Letting go — of a person, a family, a home, a job, a parish, a friend — and moving on is one of the most challenging things confronting us in our rapidly changing world. Why is this so hard to do? Because we form deep bonds of friendship, community and security. Letting go is a form of dying and death. Death in leaving the familiar and comfortable. Death is final — if there is no resurrection.
In not turning away but facing our loss, letting go, even in human death, our Catholic faith gives us that theological and scriptural virtue of hope. As the Sacramentary says in the funeral preface, “The sadness of death gives way to the promise of immortality. Life is changed, not ended.”
Often, as Christians, we hold out — thinking that our faith is about resuscitation. Sacred Scripture and Tradition clearly teaches that resurrection is not resuscitation of the previously dead body of Jesus. He emptied himself of eternal glory and power to take on our fragile, human flesh. He was born, lived, suffered, died and raised into a new life existence. This existence awaits all believers, all peoples and all communities.

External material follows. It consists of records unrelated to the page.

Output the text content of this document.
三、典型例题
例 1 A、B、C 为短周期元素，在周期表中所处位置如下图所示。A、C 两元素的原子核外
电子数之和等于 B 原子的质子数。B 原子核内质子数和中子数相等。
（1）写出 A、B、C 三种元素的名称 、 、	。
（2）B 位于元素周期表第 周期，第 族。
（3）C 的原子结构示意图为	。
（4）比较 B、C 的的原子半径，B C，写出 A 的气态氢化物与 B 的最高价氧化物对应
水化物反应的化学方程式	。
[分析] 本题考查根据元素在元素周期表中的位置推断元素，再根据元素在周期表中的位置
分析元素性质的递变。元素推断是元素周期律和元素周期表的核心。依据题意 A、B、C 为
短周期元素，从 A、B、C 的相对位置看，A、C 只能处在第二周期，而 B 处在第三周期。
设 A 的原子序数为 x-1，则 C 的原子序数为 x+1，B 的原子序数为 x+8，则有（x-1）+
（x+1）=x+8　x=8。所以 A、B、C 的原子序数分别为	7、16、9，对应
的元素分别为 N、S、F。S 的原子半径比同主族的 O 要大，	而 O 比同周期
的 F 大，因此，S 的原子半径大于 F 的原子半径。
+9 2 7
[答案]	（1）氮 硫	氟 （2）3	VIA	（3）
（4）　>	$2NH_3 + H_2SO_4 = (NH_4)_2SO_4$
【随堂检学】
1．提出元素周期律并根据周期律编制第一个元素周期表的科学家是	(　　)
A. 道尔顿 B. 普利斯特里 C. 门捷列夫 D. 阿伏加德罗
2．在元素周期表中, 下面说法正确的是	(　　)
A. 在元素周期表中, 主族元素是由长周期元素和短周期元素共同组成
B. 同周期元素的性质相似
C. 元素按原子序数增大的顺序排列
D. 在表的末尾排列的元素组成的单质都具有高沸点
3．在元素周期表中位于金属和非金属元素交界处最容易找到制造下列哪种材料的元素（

When it comes to living out this radical loss in the context of our faith, communities and buildings, it is hearing what the Lord Jesus said to Mary: “Do not cling.” It is stepping forward into life as Peter and the apostles did when the Apostle of the Apostles came to them with the news: “He is risen!” Now that is being a missionary disciple of Good News! She just had to let go, plain and simple.
(Father Stephen Page is pastor of St. Joseph Parish in DeWitt and Ss. Philip & James Parish in Grand Mound.)